Die Prädestination wurde aufgestellt, um diese kriegerischen Lehren zu unterstützen. Jedes Ereigniß ist nach dem Koran von Ewigkeit vorherbestimmt und kann nicht vermieden werden. Niemand kann früher oder später sterben als zu seiner bestimmten Stunde, und wenn sie herbeikommt, so ist es einerlei, ob der Todesengel ihn auf seinem Ruhebette oder mitten im Schlachtensturme findet.

Das waren die Lehren und Offenbarungen, welche den Islamismus aus einer Religion der Sanftmuth und Menschenfreundlichkeit zu einer der Gewalt und des Schwertes umformten. Den Arabern waren sie besonders angenehm, weil sie mit ihren Gewohnheiten harmonirten und ihre räuberischen Neigungen bestärkten. Sie waren kräftige Räuber der Wüste, und daher darf man sich nicht darüber wundern, daß sie nach dieser offenen Verkündigung der Religion des Schwertes sich haufenweise um die Fahne des Propheten schaarten. Noch keine Gewaltthat wurde von Mohammed gegen diejenigen gut geheißen, welche im Unglauben verharrten, wenn sie sich seiner zeitlichen Herrschaft bereitwillig unterwarfen und Tributzahlung bewilligten; und hier sehen wir, wie das erste Zeichen weltlichen Ehrgeizes und ein Verlangen nach zeitlicher Gewalt in seinem Gemüthe aufsteigt. Noch wird gefunden werden, daß der so erhobene Tribut seiner leitenden Leidenschaft diente und von ihm auf die Ausbreitung des Glaubens hauptsächlich verwendet wurde.
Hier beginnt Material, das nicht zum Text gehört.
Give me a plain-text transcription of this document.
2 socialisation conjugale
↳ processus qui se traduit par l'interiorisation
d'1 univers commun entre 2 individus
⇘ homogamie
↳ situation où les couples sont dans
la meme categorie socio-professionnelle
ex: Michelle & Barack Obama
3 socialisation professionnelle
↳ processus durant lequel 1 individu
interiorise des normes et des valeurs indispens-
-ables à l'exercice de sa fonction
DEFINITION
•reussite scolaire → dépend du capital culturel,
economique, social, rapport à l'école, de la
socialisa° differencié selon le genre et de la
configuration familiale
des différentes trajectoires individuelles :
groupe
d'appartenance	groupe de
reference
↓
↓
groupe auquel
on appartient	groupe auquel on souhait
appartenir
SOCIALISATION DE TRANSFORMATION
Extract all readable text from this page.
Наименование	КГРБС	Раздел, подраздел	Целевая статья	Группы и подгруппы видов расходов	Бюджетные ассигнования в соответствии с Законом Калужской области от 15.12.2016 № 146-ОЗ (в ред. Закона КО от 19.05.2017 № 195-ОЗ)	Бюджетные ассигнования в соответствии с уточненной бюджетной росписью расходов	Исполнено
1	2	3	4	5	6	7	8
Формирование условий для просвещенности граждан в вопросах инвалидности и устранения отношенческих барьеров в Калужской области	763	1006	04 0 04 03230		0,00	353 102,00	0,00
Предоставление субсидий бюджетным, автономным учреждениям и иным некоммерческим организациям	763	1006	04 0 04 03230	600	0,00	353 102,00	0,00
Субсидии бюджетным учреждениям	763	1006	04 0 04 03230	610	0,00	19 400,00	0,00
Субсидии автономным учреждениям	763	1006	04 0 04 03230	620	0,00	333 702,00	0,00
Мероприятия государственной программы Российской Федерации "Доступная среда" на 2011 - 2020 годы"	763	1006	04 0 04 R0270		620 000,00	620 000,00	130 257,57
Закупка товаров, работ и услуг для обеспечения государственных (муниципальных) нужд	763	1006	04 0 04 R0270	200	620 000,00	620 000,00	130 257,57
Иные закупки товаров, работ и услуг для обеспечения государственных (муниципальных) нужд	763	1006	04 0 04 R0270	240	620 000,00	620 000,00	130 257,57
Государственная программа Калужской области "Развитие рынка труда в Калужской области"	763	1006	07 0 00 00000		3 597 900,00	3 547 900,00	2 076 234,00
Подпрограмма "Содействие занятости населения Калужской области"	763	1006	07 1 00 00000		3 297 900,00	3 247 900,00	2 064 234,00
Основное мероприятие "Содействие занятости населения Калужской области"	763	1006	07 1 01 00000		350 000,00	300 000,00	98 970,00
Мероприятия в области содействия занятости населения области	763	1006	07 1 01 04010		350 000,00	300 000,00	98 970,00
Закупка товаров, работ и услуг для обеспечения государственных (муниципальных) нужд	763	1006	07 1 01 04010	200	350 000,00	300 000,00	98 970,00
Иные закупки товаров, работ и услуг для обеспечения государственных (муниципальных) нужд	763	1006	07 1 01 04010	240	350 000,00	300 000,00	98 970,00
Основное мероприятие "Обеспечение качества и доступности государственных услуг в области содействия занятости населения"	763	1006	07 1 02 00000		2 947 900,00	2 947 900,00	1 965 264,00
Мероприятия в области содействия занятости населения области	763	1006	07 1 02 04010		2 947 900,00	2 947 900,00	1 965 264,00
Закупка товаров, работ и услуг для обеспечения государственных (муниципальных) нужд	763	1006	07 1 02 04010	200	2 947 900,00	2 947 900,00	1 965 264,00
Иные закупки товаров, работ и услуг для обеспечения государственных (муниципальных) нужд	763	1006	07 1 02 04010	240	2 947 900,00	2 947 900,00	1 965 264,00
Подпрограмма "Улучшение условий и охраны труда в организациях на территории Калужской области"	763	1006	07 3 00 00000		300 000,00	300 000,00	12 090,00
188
Die ersten kriegerischen Unternehmungen Mohammeds verriethen die versteckte Rachgier, welche wir angedeutet haben. Sie waren gegen mekkanische Karavanen gerichtet, welche seinen unversöhnlichen Feinden, den Koreischiten, gehörten. Die drei ersten befehligte Mohammed in Person, aber ohne irgend ein materielles Ergebniß. Die vierte wurde einem Moslemen, Namens Abdallah Ibn Jasch (Dschasch), anvertraut, welcher mit acht oder zehn entschlossenen Gläubigen auf die Straße nach Südarabien abgeschickt wurde. Da es gerade der heilige Monat Raddschab war, welcher durch Gewaltthätigkeit und Räuberei nicht entweiht werden durfte: so erhielt Abdallah versiegelte Befehle, welche bis an den dritten Tag nicht geöffnet werden sollten. Diese Befehle waren unbestimmt, jedoch bedeutsam abgefaßt. Abdallah war beauftragt, nach dem Thale Naklah zwischen Mekka und Tayef (demselben, wo Mohammed die Offenbarung der Genien hatte) sich zu begeben, um daselbst einer erwarteten Karavane der Koreischiten aufzulauern. »Vielleicht«, fügte die Instruction schlau hinzu, »vielleicht vermagst du uns einige Botschaft darüber zu bringen.«

Abdallah verstand den wahren Sinn des Schreibens und verfuhr demselben gemäß. Bei der Ankunft im Thale Naklah erspähte er die Karavane, welche aus mehreren mit Waare beladenen Kameelen bestand und von vier Mann geführt wurde. Er folgte ihr in einiger Entfernung und schickte Einen von seinen Leuten, als Pilger verkleidet, voran, um sie einzuholen. Aus den Worten des Letzteren schlossen die Koreischiten, daß seine Gefährten, wie er selbst, Mekka verpflichtete Pilger wären. Außerdem war es der heilige Monat Raddschab, wo die Wüste sicher bereist werden konnte. Kaum waren sie jedoch an einen Halteplatz gekommen, als Abdallah mit seinen Waffenbrüdern über sie herfiel, Einen tödtete und zwei gefangen nahm; der vierte entfloh. Hierauf kehrten die Sieger mit den Gefangenen und der Beute nach Medina zurück.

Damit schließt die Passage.